Noting the challenges caused by the current regulatory measures, Group Managing Director of Access Bank, Herbert Wigwe said the banks were engaging the regulators, presumably to find ways of mitigating the effect on DMB’s.
He also enthused that Access Bank improved on its performance for last year 2014 despite the harsh operating environment.
In spite of the stiff regulatory headwinds, GMD, G T Bank, Segun Agbaje said its financial institution would continue to pay the AMCON fund, because it was in the interest of the banks, adding that banks agreed during the 2008 banking to be contributing 5 per cent of their total asset to the company.
On the contrary, the CBN believes that the regulatory measures it has put in place were in the best interest of both macro and micro-economic disposition of the country which economy has become most unstable and disturbing.
The Deputy Governor, Corporate Services, Mr. Bayo Adelabu, had defended these policies when members of the House of Representatives Committee on Banking and Currency recently visited uhim in his office in Lagos.

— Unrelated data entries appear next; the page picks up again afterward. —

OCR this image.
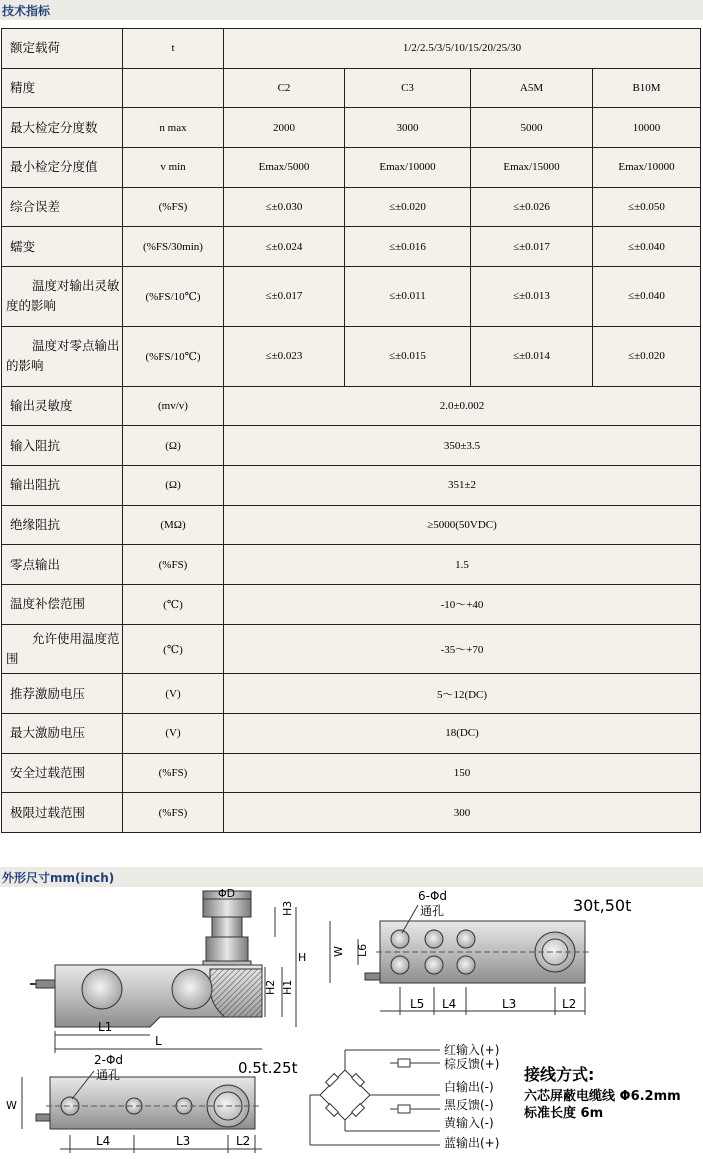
技术指标
额定载荷	t	1/2/2.5/3/5/10/15/20/25/30			
精度		C2	C3	A5M	B10M
最大检定分度数	n max	2000	3000	5000	10000
最小检定分度值	v min	Emax/5000	Emax/10000	Emax/15000	Emax/10000
综合误差	(%FS)	≤±0.030	≤±0.020	≤±0.026	≤±0.050
蠕变	(%FS/30min)	≤±0.024	≤±0.016	≤±0.017	≤±0.040
温度对输出灵敏度的影响	(%FS/10℃)	≤±0.017	≤±0.011	≤±0.013	≤±0.040
温度对零点输出的影响	(%FS/10℃)	≤±0.023	≤±0.015	≤±0.014	≤±0.020
输出灵敏度	(mv/v)	2.0±0.002			
输入阻抗	(Ω)	350±3.5			
输出阻抗	(Ω)	351±2			
绝缘阻抗	(MΩ)	≥5000(50VDC)			
零点输出	(%FS)	1.5			
温度补偿范围	(℃)	-10～+40			
允许使用温度范围	(℃)	-35～+70			
推荐激励电压	(V)	5～12(DC)			
最大激励电压	(V)	18(DC)			
安全过载范围	(%FS)	150			
极限过载范围	(%FS)	300			
外形尺寸mm(inch)
ΦD
H3
H
H2 H1
L1
L
6-Φd
通孔	30t,50t
W L6
L5 L4	L3	L2
2-Φd
通孔	0.5t.25t
W
L4	L3	L2
红输入(+)
棕反馈(+)
白输出(-)
黑反馈(-)
黄输入(-)
蓝输出(+)
接线方式:
六芯屏蔽电缆线 Φ6.2mm
标准长度 6m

“The decision of the MPC was the best we could do under the circumstance the economy is presently. We noticed that a lot of things contributed to the pressure on the naira. Firstly is the declining revenue from oil,”he said.
“Our source of revenue in this country is just oil and when oil price declined by about 25 per cent last month, we expected that there would be pressure on the foreign reserves. We believe that the pressure on the naira, apart from the declining oil prices, is also as a result of the liquidity in the banking industry whereby a lot of frivolous demands are being made by customers.”
“The only thing to do to stop banks from granting loans to these customers is to mop up more of the monies available to the banks. That was why we increased the CRR on private sector deposits. We believe it will reduce the pressure on the foreign reserves.”
The CBN deputy governor noted that instead of lending to the productive sectors of the economy, banks were busy advancing loans to mainly importers of consumable items.
“What the CBN is saying is that we need to become more patriotic. We should patronise locally-made goods and services. We do not need to be importing everything. This is part of the reasons for the pressure on the naira,” Adelabu said.
“Why should we be importing fruits, eggs and tooth picks?” he asked.
A critical look at some of the bank’s results which may have prompted the blame of the lender of last resort for the misfortunes of some financial institutions include, the total dividend of G T Bank to shareholders which dropped from N45.62 billion in 2013 to N42.68billion in 2014. Analysts believe that bank could have paid a higher dividend were it not for the challenges of the times. Similarly, while Stanbic IBTC’s profit Before tax fell by -3.3 per cent in 2014, its PAT fell by a greater magnitude -49 per cent.